Chen Buxin, Zhang Zheng, Xia Dan, Sidky Emil Y, Pan Xiaochuan
Department of Radiology, The University of Chicago, Chicago, IL 60637, United States of America.
Department of Radiation and Cellular Oncology, The University of Chicago, Chicago, IL 60637, United States of America.
Phys Med Biol. 2025 May 22;70(11):115005. doi: 10.1088/1361-6560/add789.
We investigate and develop an algorithm to invert the well-established non-linear data model in standard computed tomography (CT) for numerically accurate and stable reconstruction of multi (⩾2)-basis images directly from a set of conventional data collected with a single spectrum in standard CT.Using the basis-region technique to reduce the number of voxel values, i.e. unknowns, in the basis images to be reconstructed and the volume-conservation constraint to augment conventional data, we formulate the reconstruction problem (i.e. the inverse problem) as a non-convex optimization program and develop the dynamic non-convex primal-dual (dNCPD) algorithm to empirically solve the optimization program for numerically accurate and stable reconstruction of multi-basis images from conventional data.We conduct studies to verify numerically the reconstruction accuracy of the dNCPD algorithm with simulated conventional data and also studies to evaluate the stability of the dNCPD algorithm with real conventional data that contain noise and other physical factors. The study results reveal that the dNCPD algorithm can numerically accurately and stably yield multi-basis images and virtual monochromatic images from conventional data.The work can be of theoretic interest and practical implication as it reveals the possibility of yielding multi-basis images from conventional data in standard CT, instead of data collected in dual-energy, multi-spectra, or photon-counting CT.

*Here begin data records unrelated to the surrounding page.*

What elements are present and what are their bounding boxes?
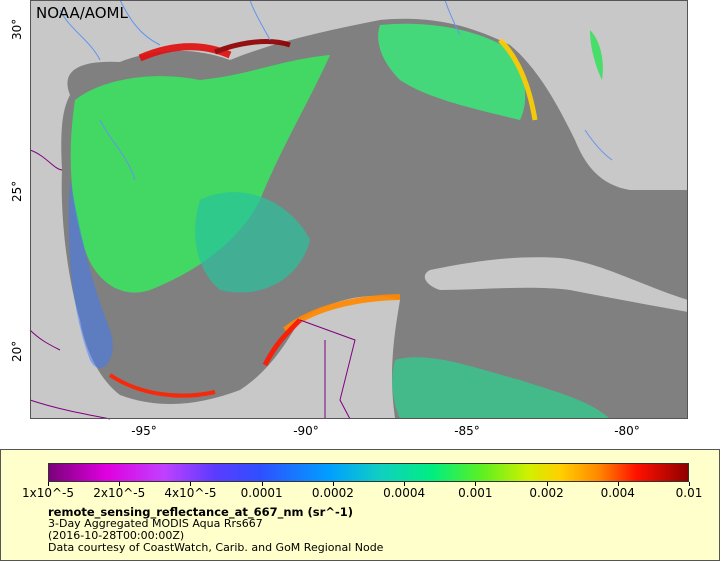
coast-yucatan-red (262, 318, 302, 367)
colorbar-tick-label: 0.01 (675, 486, 703, 500)
colorbar-tick-label: 0.0004 (383, 486, 426, 500)
country-borders (29, 149, 356, 420)
colorbar-tick-mark (261, 482, 263, 486)
y-tick-30n: 30° (10, 18, 24, 40)
colorbar-tick-label: 1x10^-5 (21, 486, 75, 500)
swath-northeast-green (378, 23, 526, 120)
colorbar-tick-label: 4x10^-5 (164, 486, 217, 500)
colorbar-tick-label: 0.002 (529, 486, 564, 500)
coast-mexico-red (108, 373, 216, 398)
colorbar-tick-mark (546, 482, 548, 486)
colorbar-tick-label: 2x10^-5 (93, 486, 146, 500)
map-canvas (29, 0, 689, 420)
colorbar-tick-label: 0.0001 (240, 486, 283, 500)
y-tick-20n: 20° (10, 340, 24, 362)
agency-credit: NOAA/AOML (36, 4, 128, 22)
colorbar-tick-label: 0.001 (458, 486, 493, 500)
florida-land (520, 0, 666, 188)
swath-central (195, 192, 310, 293)
x-tick-90w: -90° (293, 424, 319, 438)
swath-southeast-green (392, 357, 610, 419)
y-tick-25n: 25° (10, 180, 24, 202)
swath-west-green (70, 55, 331, 293)
colorbar-tick-mark (404, 482, 406, 486)
colorbar-tick-mark (689, 482, 690, 486)
legend-panel: 1x10^-5 2x10^-5 4x10^-5 0.0001 0.0002 0.0004 0… (0, 449, 720, 561)
colorbar-tick-label: 0.0002 (311, 486, 354, 500)
swath-west-blue (68, 180, 113, 369)
colorbar-tick-mark (119, 482, 121, 486)
colorbar-tick-mark (190, 482, 192, 486)
colorbar-tick-mark (617, 482, 619, 486)
legend-credit: Data courtesy of CoastWatch, Carib. and … (48, 541, 384, 554)
x-tick-95w: -95° (131, 424, 157, 438)
legend-subtitle: 3-Day Aggregated MODIS Aqua Rrs667 (48, 517, 263, 530)
x-tick-85w: -85° (454, 424, 480, 438)
colorbar-tick-label: 0.004 (600, 486, 635, 500)
colorbar-tick-mark (475, 482, 477, 486)
rivers (59, 0, 613, 181)
legend-date: (2016-10-28T00:00:00Z) (48, 529, 185, 542)
cuba-land (424, 257, 688, 312)
swath-florida-east (590, 30, 603, 80)
coast-florida-yellow (498, 38, 538, 121)
coast-north-darkred (214, 38, 291, 55)
colorbar-tick-mark (48, 482, 49, 486)
reflectance-swaths (68, 23, 610, 419)
colorbar (48, 463, 689, 482)
x-tick-80w: -80° (614, 424, 640, 438)
legend-title: remote_sensing_reflectance_at_667_nm (sr… (48, 505, 353, 519)
map-panel: NOAA/AOML -95° -90° -85° -80° 30° 25° 20… (10, 0, 689, 438)
colorbar-tick-mark (332, 482, 334, 486)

我们研究并开发了一种算法,用于对标准计算机断层扫描(CT)中成熟的非线性数据模型进行反演,以便直接从标准CT中用单光谱采集的一组传统数据精确且稳定地数值重建多(⩾2)基图像。利用基区域技术减少待重建基图像中的体素值数量,即未知数数量,并利用体积守恒约束增强传统数据,我们将重建问题(即反问题)表述为一个非凸优化程序,并开发了动态非凸原始对偶(dNCPD)算法,以通过经验求解该优化程序,从而从传统数据中精确且稳定地数值重建多基图像。我们进行研究以用模拟传统数据数值验证dNCPD算法的重建精度,还进行研究以用包含噪声和其他物理因素的真实传统数据评估dNCPD算法的稳定性。研究结果表明,dNCPD算法能够从传统数据中精确且稳定地生成多基图像和虚拟单色图像。这项工作具有理论意义和实际意义,因为它揭示了在标准CT中从传统数据而非双能、多光谱或光子计数CT采集的数据中生成多基图像的可能性。